人間の弱さや社会の矛盾を映し出すために、創作者が主人公を
邪険に描くことがあると考えている。その手法は単なる意地悪ではなく、読者や視聴者に問いを投げかけるための計算された手続きだ。主人公が冷たく扱われることで、物語の協調圧力や倫理観が際立ち、登場人物たちの選択がより重みを帯びる。単純な善悪の図式を壊すことで、作者は複雑な人間像と社会構造を提示してくる。
たとえば作品としての構造に目を向けると、主人公を孤立させることは成長や転落を描くための強力な装置になる。周囲の冷たさが主人公の内面や行動を露わにし、結果として読者は主体的に判断を迫られる。登場人物からの軽視や裏切りが、復讐や改心といったドラマを生む触媒になる場合が多い。

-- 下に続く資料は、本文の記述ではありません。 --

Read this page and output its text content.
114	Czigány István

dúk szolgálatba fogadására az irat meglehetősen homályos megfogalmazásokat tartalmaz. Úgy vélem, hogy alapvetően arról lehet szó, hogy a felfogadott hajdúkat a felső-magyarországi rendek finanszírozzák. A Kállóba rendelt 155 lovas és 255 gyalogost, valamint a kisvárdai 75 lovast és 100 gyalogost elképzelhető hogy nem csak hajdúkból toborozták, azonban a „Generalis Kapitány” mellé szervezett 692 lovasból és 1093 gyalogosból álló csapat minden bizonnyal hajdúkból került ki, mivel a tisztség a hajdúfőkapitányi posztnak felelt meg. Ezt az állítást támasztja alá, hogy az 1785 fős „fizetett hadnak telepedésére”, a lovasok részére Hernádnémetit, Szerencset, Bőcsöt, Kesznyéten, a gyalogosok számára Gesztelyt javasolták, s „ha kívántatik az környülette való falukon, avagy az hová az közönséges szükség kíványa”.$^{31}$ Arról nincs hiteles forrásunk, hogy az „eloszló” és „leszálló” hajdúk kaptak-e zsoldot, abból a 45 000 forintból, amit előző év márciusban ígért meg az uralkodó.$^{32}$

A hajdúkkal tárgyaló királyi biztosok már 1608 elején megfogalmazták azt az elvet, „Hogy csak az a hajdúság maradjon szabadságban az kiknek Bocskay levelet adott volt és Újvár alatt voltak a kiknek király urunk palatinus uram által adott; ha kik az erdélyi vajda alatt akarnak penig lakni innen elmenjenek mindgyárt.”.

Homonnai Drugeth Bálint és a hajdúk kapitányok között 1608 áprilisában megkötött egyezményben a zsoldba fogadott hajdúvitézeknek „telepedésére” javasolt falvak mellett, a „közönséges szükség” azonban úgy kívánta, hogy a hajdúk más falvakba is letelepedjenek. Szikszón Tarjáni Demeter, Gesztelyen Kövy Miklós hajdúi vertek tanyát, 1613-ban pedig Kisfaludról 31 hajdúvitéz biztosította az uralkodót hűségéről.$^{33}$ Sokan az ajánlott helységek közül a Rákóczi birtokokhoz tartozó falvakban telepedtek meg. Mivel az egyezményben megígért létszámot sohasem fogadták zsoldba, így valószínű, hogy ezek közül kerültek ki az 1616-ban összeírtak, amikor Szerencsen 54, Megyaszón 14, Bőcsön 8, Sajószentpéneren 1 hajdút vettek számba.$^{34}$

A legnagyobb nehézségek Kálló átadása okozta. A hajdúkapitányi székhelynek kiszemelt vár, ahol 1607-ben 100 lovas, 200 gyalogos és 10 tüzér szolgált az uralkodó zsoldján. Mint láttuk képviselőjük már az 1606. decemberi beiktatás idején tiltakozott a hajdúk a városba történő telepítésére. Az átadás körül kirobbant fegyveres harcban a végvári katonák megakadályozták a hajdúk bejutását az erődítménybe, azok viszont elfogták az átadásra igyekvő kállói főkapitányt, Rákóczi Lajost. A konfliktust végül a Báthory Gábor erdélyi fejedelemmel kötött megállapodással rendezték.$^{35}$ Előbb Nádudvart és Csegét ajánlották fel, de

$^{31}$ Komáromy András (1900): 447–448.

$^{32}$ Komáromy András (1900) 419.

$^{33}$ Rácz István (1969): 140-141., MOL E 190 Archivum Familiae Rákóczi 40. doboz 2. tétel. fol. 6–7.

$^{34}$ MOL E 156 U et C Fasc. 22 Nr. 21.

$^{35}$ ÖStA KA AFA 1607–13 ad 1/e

具体例を挙げれば、'ブレイキング・バッド'のような作品では主人公が周囲に疎んじられたり、逆に自らを押し殺して周囲を傷つけたりする描写を通じて、道徳的な境界が揺らぐ。そこでは主人公の扱いの冷たさが、観る側に倫理的な自己点検を促すのだと感じている。結局のところ、その冷たさは物語を深め、簡単には答えの出ない問いを残していく役割を果たしていると思う。